As an undergraduate, Thompson wanted to work for the US Federal Bureau of Investigation. But she decided to attend graduate school first. One of her college professors suggested that she pursue a PhD in analytical chemistry instead of forensics, insisting it would give her more opportunities. Convinced, she applied to Purdue University’s analytical chemistry program. After she was accepted, she heard a talk by an atmospheric chemistry professor working at the university. She didn’t know much about the field, but once she heard that his grad students got to work in the Arctic, she “was just completely enamored,” she says. She thought: “I have to do that. I have to work with that person.” She joined the professor’s lab and, not long after, found herself doing research in the Alaskan tundra, where she studied the chlorine and bromine chemistry that causes springtime ozone depletion in the region.
After graduate school, Thompson started a postdoctoral fellowship at the University of Colorado Boulder. But she ended up leaving that position because of an unhealthy work environment. She eventually found her way to the National Oceanic and Atmospheric Administration (NOAA) laboratories in Boulder, where she measured atmospheric compounds from an airplane as she flew around the world four times. Unfortunately, more bad work experiences forced her to quit. “It really threw me for a loop because I didn’t know what to do with myself after that,” she says. “I felt like a failure.”

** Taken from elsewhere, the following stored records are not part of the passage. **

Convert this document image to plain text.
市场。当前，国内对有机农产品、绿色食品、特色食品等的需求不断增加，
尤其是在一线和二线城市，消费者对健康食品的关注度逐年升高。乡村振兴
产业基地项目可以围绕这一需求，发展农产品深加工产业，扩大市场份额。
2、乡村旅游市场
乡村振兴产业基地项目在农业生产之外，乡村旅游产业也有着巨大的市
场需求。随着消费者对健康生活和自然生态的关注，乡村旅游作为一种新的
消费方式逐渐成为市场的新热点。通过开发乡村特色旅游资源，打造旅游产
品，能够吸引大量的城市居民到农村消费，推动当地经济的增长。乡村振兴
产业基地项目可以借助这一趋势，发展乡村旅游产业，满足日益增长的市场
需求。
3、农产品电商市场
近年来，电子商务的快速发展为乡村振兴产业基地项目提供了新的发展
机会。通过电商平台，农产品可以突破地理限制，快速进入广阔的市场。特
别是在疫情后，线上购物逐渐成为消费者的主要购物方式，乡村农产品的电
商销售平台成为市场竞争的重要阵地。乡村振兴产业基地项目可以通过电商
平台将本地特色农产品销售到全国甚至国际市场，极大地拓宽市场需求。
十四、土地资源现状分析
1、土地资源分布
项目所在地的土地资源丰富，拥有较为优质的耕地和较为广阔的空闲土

Thompson took a position at a company that develops technologies to conduct atmospheric measurements, but the more profit-driven environment of industry wasn’t a good fit for her. But the experience made her realize that what she really loved was creating art, crafting presentations, and doing science outreach. Three months later, after teaching herself Adobe Creative Suite, she convinced her former NOAA colleagues to let her create graphics for the publications, posters, and presentations produced by the agency’s Chemical Sciences Laboratory. Although she started as a contractor tackling these and other science communication projects, she’s now a full-time employee. “It really was this convoluted, twisted path to get where I am,” but the journey was worth it, she says. “The stuff I’m doing now has a wider reach—more impact—than anything I did before.”